The major idea of the proposed subregions selection method is summarized as follows. As the distribution, number and location of static landmark objects in a digital image are depended on the actual physical environment, we cannot select the effective subregions arbitrarily. Suppose the image dataset are sorted in ascending order of visibility distances. We can identify the location of the nearest to farthest objects by performing the gray level average for the dataset from the smallest to the largest visibility distance. The major aim of the proposed selection method is to group a set of static landmark objects into a particular subregion so that the variation of its image characteristic is sensitive a particular visibility range. Hence, we can train a SVR model to curve fitted the visibility function with the input image features. By combining these SVR models by fusion method, we can estimate the final visibility by using the approximate multiple SVR model.

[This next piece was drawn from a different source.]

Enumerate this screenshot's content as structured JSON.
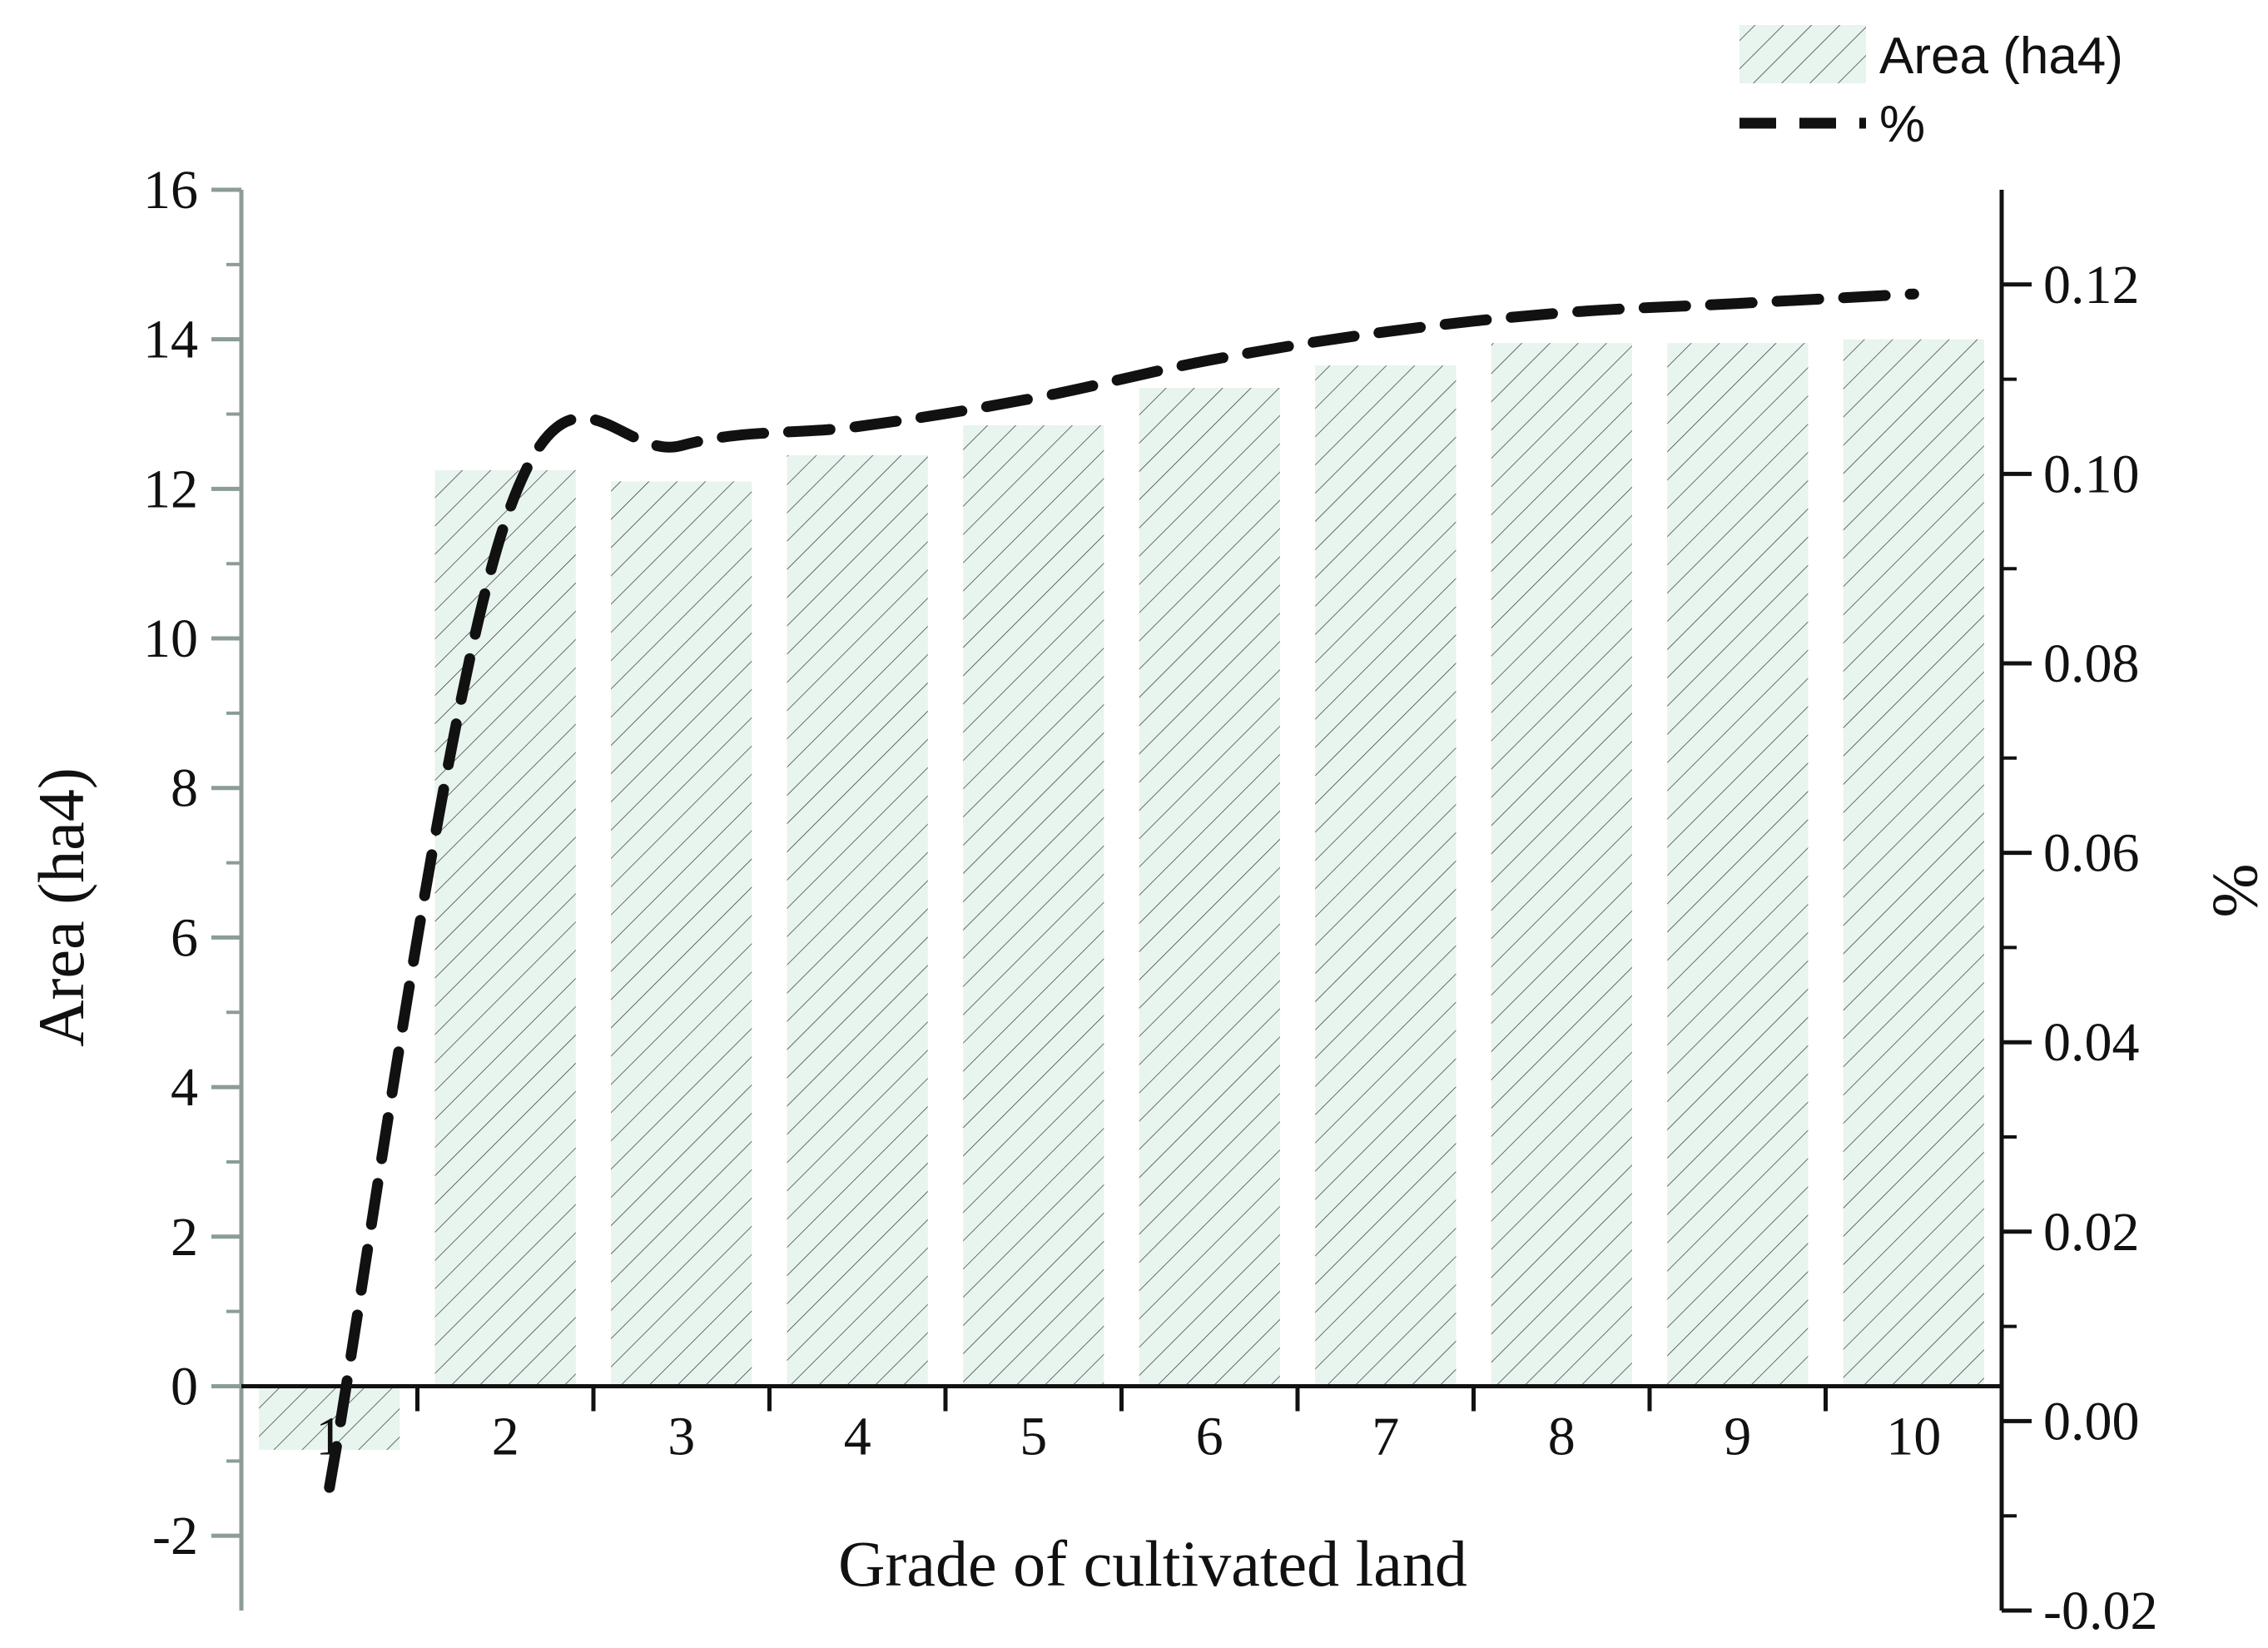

The proposed method gives good performances and accuracies in a range of 0–50 km which is suitable for practical applications. Experimental results show that the visibility estimation accuracy of the proposed method is more than 90%. It could be used to estimate the visibility value of the whole image, with high robustness and effectiveness. This method does not require to define a large-scale visual annotation set, and it also eliminates the processing of invalid and reductant information on the digital images as compared to other existing methods. For the fine-tuning of the neural network and extraction of effective subregions, it greatly reduces the model complexity and the computation time as compared to other methods.

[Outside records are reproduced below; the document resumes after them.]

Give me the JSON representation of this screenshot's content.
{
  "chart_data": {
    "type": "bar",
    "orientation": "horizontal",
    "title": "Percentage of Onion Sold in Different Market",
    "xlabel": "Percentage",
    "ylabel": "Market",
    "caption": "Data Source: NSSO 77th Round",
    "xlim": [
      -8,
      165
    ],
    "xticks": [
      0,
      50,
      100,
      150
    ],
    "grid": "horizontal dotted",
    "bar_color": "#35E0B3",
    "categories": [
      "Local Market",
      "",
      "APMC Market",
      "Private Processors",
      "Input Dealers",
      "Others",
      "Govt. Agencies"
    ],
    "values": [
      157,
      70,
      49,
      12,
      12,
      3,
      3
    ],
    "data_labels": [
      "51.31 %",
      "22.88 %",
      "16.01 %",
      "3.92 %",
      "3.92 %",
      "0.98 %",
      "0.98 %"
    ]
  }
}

Although our model could successfully evaluate the visibility of images accurately, it still had some limitations. In terms of calculation time, it was quite time-consuming to carry out the preprocessing and gray level averaging of the whole dataset to obtain the coordinates of the effective subregions. However, the preprocessing stage is only necessary during the initialization and pre-tuning stage. While the new images are taken by CCTV and added into dataset, the SVR models will be updated. In the case of increased application noise, this would affect the choice of the effective area. In addition, the fusion of the sub-region visibility assessment model proposed in this paper can reduce the effect of increased application noise to some extent.
Another limitation of the proposed method in this paper is that it is applicable to daytime images only. Further modifications of the algorithm are needed when it is applied to night-time images. These limitations will be further investigated in the future. In addition, in our future research, we will also focus on optimizing the selection of effective subregions. So as to minimize the number of subregions in a particular image dataset while the visibility estimation accuracy can be maintained at reasonable level.